Knowledge and access to knowledge still remains an important key to closing the circle of enfranchisement. Another founding principle of the BWU and pillar of enfranchisement is that of creating ownership opportunities.  Land and home ownership remain high priority issues for our people from before the formation of the BWU until now.  Over the years, the Union has made investments in land and housing developments that would provide the affordability of homeownership.

Mangrove Park, St.
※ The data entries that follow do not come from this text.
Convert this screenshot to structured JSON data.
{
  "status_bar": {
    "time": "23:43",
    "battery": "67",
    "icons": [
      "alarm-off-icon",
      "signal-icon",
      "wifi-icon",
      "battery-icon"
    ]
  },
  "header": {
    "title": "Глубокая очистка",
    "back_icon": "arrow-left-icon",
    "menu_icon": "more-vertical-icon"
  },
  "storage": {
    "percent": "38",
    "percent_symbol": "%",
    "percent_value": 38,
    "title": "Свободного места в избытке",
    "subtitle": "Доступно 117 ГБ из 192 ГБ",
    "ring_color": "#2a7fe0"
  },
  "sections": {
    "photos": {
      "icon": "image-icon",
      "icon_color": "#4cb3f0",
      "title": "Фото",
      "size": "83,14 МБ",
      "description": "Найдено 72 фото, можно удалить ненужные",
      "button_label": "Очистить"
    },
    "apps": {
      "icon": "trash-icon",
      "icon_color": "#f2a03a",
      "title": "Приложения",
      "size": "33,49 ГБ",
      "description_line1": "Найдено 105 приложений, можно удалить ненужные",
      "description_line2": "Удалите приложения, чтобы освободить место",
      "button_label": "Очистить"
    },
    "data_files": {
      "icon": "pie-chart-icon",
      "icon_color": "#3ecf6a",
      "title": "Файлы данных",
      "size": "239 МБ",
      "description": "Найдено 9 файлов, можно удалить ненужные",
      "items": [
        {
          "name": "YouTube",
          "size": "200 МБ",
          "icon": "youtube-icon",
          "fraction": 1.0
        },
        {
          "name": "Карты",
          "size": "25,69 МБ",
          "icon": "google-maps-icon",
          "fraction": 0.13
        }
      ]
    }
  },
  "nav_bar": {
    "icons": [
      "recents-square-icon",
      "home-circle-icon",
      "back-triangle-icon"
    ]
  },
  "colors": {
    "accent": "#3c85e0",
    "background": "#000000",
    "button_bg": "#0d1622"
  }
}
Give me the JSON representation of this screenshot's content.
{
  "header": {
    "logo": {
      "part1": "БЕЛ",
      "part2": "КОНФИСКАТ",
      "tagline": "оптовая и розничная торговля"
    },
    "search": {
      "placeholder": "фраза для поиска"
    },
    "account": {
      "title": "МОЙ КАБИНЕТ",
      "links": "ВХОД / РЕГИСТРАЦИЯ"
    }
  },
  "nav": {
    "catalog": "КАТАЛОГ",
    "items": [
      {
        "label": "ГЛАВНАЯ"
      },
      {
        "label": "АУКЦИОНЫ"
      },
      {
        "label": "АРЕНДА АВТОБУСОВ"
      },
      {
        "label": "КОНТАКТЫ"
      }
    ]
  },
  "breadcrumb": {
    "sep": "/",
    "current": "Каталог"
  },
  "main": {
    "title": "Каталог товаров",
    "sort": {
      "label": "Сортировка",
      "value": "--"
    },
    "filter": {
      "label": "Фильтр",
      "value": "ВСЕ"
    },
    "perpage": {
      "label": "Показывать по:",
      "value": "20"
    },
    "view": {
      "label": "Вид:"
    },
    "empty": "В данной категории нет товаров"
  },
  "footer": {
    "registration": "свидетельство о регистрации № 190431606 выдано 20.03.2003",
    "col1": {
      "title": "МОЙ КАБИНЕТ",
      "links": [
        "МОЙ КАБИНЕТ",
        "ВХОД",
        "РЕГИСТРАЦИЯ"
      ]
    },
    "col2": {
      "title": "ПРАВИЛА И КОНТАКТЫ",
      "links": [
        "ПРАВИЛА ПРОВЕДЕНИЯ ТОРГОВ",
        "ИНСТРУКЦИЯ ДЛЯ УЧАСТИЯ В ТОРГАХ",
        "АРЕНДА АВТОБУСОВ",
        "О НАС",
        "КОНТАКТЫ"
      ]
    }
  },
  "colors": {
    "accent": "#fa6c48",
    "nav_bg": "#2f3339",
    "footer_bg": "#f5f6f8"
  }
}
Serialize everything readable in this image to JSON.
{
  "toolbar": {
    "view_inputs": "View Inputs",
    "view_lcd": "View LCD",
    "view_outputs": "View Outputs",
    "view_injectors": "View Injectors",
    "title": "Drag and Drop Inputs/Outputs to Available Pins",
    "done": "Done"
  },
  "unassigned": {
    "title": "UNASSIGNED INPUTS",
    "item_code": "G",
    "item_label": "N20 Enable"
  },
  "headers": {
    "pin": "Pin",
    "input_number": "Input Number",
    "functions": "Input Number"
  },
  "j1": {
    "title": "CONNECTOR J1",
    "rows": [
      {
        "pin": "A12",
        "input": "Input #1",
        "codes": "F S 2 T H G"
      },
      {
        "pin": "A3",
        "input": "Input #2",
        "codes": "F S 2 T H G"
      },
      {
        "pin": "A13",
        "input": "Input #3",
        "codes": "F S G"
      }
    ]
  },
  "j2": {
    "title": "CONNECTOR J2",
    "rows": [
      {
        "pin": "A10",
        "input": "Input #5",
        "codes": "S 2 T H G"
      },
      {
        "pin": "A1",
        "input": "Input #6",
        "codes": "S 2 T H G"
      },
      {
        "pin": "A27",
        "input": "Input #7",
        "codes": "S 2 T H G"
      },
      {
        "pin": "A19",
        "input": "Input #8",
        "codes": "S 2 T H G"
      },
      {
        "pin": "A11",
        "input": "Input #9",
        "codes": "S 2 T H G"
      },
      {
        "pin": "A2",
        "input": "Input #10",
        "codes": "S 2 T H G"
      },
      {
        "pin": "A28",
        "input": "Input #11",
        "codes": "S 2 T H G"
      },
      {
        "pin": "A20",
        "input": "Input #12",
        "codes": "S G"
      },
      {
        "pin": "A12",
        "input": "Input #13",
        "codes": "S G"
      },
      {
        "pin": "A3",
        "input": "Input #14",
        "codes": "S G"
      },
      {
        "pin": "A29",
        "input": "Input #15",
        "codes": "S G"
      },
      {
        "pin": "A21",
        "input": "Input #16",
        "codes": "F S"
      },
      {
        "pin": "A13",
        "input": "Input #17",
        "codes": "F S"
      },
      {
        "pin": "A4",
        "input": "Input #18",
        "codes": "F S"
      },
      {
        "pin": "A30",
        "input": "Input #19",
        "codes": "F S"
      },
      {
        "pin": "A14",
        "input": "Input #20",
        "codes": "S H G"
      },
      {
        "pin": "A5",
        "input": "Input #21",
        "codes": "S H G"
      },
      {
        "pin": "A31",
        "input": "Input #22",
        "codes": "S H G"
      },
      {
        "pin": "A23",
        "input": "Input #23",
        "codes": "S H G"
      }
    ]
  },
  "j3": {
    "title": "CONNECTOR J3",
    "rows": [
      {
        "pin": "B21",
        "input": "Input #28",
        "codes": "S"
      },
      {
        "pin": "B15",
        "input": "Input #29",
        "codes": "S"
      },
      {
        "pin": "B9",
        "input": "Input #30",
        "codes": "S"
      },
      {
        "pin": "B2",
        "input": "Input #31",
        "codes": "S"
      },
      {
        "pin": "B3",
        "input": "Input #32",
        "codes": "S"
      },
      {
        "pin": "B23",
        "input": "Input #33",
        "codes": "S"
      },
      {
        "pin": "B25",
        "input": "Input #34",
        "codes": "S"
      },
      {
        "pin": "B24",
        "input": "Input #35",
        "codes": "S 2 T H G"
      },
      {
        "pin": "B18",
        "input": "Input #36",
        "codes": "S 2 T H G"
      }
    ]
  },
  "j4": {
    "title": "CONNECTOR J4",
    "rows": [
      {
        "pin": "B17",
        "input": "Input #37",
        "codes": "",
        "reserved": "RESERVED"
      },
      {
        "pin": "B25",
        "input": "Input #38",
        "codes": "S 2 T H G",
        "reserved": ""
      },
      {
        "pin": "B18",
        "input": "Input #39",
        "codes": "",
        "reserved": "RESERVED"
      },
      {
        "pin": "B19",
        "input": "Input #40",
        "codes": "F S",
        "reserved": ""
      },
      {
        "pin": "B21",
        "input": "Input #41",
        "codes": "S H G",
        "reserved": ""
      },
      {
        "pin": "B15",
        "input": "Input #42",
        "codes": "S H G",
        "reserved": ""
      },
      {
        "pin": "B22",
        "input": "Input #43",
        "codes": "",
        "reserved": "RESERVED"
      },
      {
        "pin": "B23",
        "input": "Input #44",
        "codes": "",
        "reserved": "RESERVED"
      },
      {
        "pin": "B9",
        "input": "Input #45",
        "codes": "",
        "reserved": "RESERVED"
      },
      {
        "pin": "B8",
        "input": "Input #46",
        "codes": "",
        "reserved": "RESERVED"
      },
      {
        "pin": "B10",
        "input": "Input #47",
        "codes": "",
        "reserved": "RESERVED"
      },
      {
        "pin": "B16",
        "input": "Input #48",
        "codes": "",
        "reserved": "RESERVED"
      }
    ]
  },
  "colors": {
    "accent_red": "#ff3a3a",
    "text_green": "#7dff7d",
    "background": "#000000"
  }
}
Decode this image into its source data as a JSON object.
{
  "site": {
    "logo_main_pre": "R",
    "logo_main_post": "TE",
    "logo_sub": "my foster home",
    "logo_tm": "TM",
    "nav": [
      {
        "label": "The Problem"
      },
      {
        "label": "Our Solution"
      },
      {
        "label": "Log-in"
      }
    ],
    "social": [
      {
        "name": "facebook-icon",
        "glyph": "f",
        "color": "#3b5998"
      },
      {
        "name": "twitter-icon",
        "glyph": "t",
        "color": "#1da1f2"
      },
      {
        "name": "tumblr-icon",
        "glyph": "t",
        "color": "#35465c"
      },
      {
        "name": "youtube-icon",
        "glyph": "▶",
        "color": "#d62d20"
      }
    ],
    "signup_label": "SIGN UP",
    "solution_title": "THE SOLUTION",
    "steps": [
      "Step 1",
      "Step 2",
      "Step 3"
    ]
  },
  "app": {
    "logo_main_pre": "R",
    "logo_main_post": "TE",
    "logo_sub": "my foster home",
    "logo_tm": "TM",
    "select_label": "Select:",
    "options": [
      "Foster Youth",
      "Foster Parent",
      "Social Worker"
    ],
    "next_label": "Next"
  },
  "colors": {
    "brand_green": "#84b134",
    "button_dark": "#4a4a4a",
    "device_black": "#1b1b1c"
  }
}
Philip, situated on the boundary of the Frank Walcott Labour College was a major investment for the BWU.  The General Secretary announced, “There are still twelve (12) lots available in phase 2/3 of the Mangrove development and as part of our anniversary celebrations, the Executive Council has decided to offer these lots at the discounted rate of 40% or $12 per square foot for the next three (3) months.  That is an 8 for 80 discount offer on the lots at Mangrove.  First preference will be given to members of the BWU.”

Finally, in a move to be more green efficient and to do its part in helping to save the planet, the BWU is at an advanced stage of discussions on a Photovoltaic project beginning with a Memorandum of Understanding (MOU) soon to be signed on a Rooftop Renewable Energy Project.  “Our discussions are also considering how we might pass on direct benefits to members of the Union who wish to participate in the rooftop renewable energy programme for householders,” Moore noted.

Today, October 4, is not about celebrating with bells and whistles.  It is about seeing how the BWU can do more and give more.   Starting next week and over the coming months, it is anticipated that other initiatives will emerge following discussions across its membership.  The General Secretary remarked, “This year was the largest ADC participation that was observed certainly since I joined the BWU. However, limited by time and some other constraints, our Conference missed the opportunity to hear from our members as much as the Executive Council would have wanted.  Ensuring that the needs of our people are kept at the centre of what we do requires hearing from them, so the Executive Council has initiated four (4) sessions that will be rolled out to target those who registered for our ADC and who missed the opportunity to have us benefit from their input.  This is important since the Conference is still the highest decision-making body of the BWU.”

She concluded the press conference with a wish for all members of the BWU as they celebrate this milestone, to make it a safe and productive one.  Unity is strength!